Today, we understand not all cholesterol is created equal. High levels of high-density lipoprotein (HDL, or “good”) cholesterol actually help the body to remove fats from arteries; HDL is actually heart-protective. Meanwhile, low-density lipoprotein (LDL, or “bad”) cholesterol is the culprit behind artery-clogging plaques, which are filled with cholesterol and enlarged tissue. As plaques grow, they can eventually block the flow of blood to the heart, causing a heart attack. Or they might break free, circulating through the body and eventually blocking blood flow to the brain, causing a stroke.
So, if routine blood tests from your annual physical come back showing elevated levels of serum cholesterol, should you consider powerful prescription drugs to lower your levels?
“Lowering your cholesterol can significantly decrease your chance of developing heart disease,” says Mimi Guarneri, MD, medical director and founder of Scripps Center for Integrative Medicine. “Research has repeatedly shown that a one percent decrease in cholesterol level can lead to a two-to-three percent decrease in your risk of heart disease over the course of several years. But that’s not all there is to it. Intervention and treatment options depend on a big picture that assess all of a person’s risk factors.”

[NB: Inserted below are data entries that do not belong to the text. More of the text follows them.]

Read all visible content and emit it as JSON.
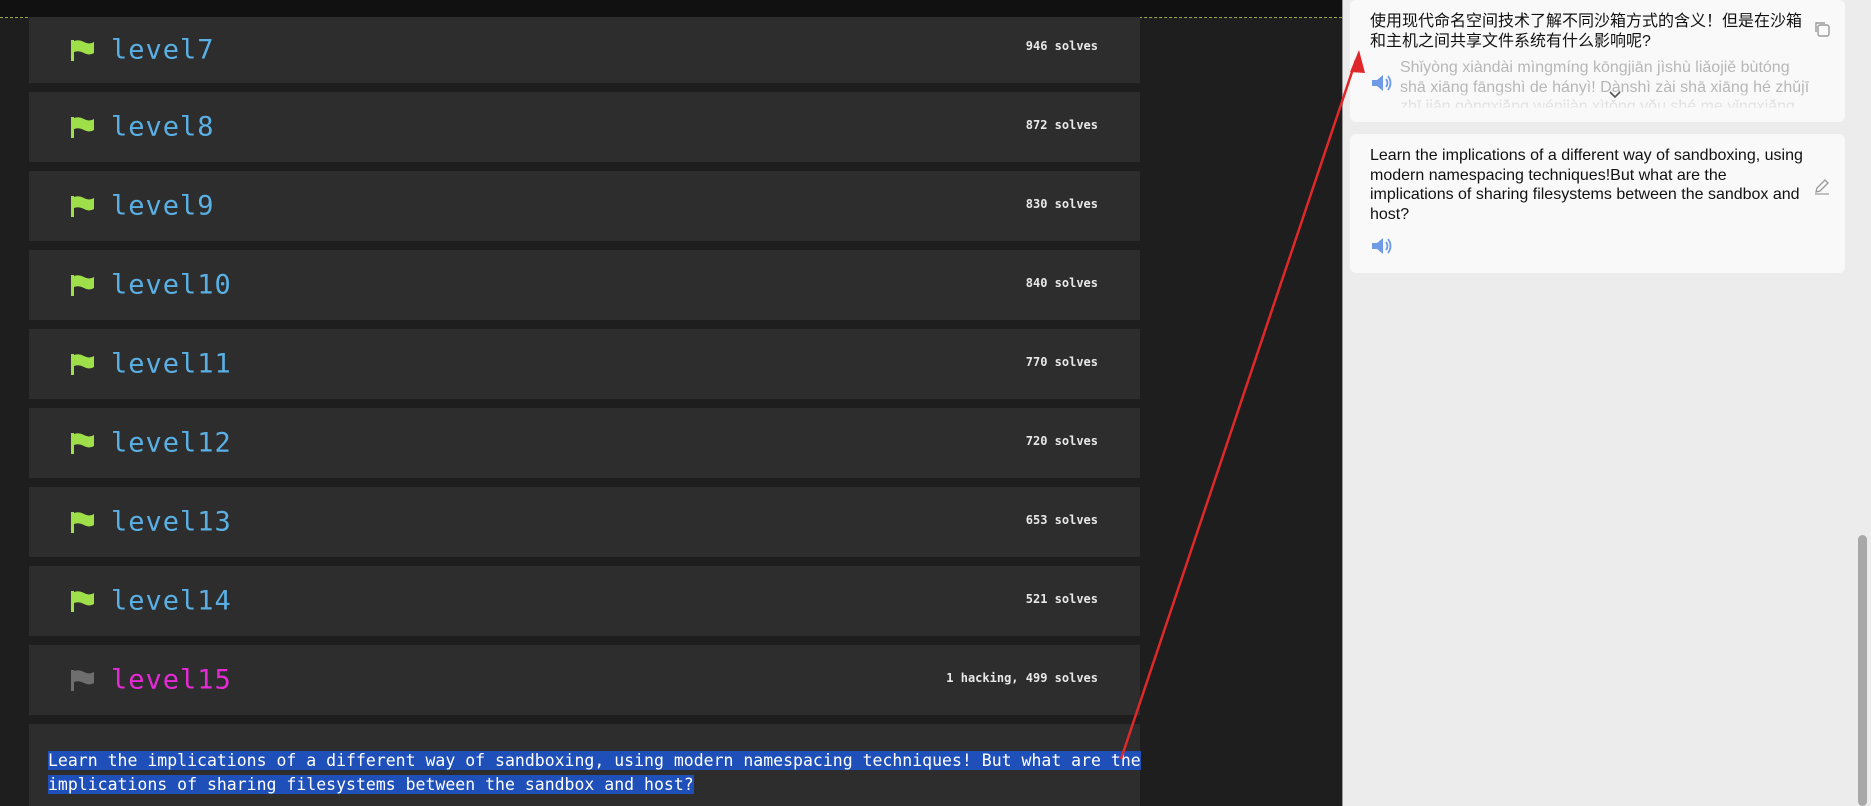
{
  "levels": [
    {
      "name": "level7",
      "solves": "946 solves",
      "status": "solved"
    },
    {
      "name": "level8",
      "solves": "872 solves",
      "status": "solved"
    },
    {
      "name": "level9",
      "solves": "830 solves",
      "status": "solved"
    },
    {
      "name": "level10",
      "solves": "840 solves",
      "status": "solved"
    },
    {
      "name": "level11",
      "solves": "770 solves",
      "status": "solved"
    },
    {
      "name": "level12",
      "solves": "720 solves",
      "status": "solved"
    },
    {
      "name": "level13",
      "solves": "653 solves",
      "status": "solved"
    },
    {
      "name": "level14",
      "solves": "521 solves",
      "status": "solved"
    },
    {
      "name": "level15",
      "solves": "1 hacking, 499 solves",
      "status": "active"
    }
  ],
  "description": {
    "line1": "Learn the implications of a different way of sandboxing, using modern namespacing techniques! But what are the",
    "line2": "implications of sharing filesystems between the sandbox and host?"
  },
  "translation_panel": {
    "chinese_text": "使用现代命名空间技术了解不同沙箱方式的含义！但是在沙箱和主机之间共享文件系统有什么影响呢?",
    "pinyin_text": "Shǐyòng xiàndài mìngmíng kōngjiān jìshù liǎojiě bùtóng shā xiāng fāngshì de hányì! Dànshì zài shā xiāng hé zhǔjī zhī jiān gòngxiǎng wénjiàn xìtǒng yǒu shé me yǐngxiǎng ne?",
    "english_text": "Learn the implications of a different way of sandboxing, using modern namespacing techniques!But what are the implications of sharing filesystems between the sandbox and host?"
  },
  "icons": {
    "level_flag_solved": "flag-icon",
    "level_flag_active": "flag-icon",
    "speaker": "speaker-icon",
    "copy": "copy-icon",
    "edit": "edit-icon",
    "expand": "chevron-down-icon"
  },
  "colors": {
    "level_name": "#5ab0e4",
    "level_name_active": "#e62ad6",
    "flag_solved": "#9fe04a",
    "flag_active": "#6e6e6e",
    "selection": "#1f4fb8",
    "arrow": "#e0282a"
  }
}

Heart disease risk factors include, but are not limited to:
- Having a first-degree relative who suffered a premature heart attack (younger than 55 years for men, or 65 for women)
- Smoking cigarettes
- High blood pressure
- Genetic predisposition
- Other blood and biomarkers like fibrinogen, homeocysteine, and apoproteins A1 and B
Tests can help to identify silent risks, like high levels of LDL, and help guide lifestyle choices that may lower the chance of a heart attack or a stroke.
Some of the newest evidence to emerge about heart disease focuses on the role of inflammation in the formation of damaging arterial plaques. An initial bout of inflammation can cause tissue damage in the arteries; meanwhile, the body’s immune response to that damage creates further inflammation. This vicious cycle can eventually lead to the formation of plaque within the arteries.
“The good, news is the progression of inflammation and atherosclerosis can be slowed or even halted,” says Dr. Guarneri. ”Lifestyle modification like regular exercise, specific dietary supplements and stress management techniques can reduce your overall risk for a heart attack or stroke, even if you do have elevated risk factors.”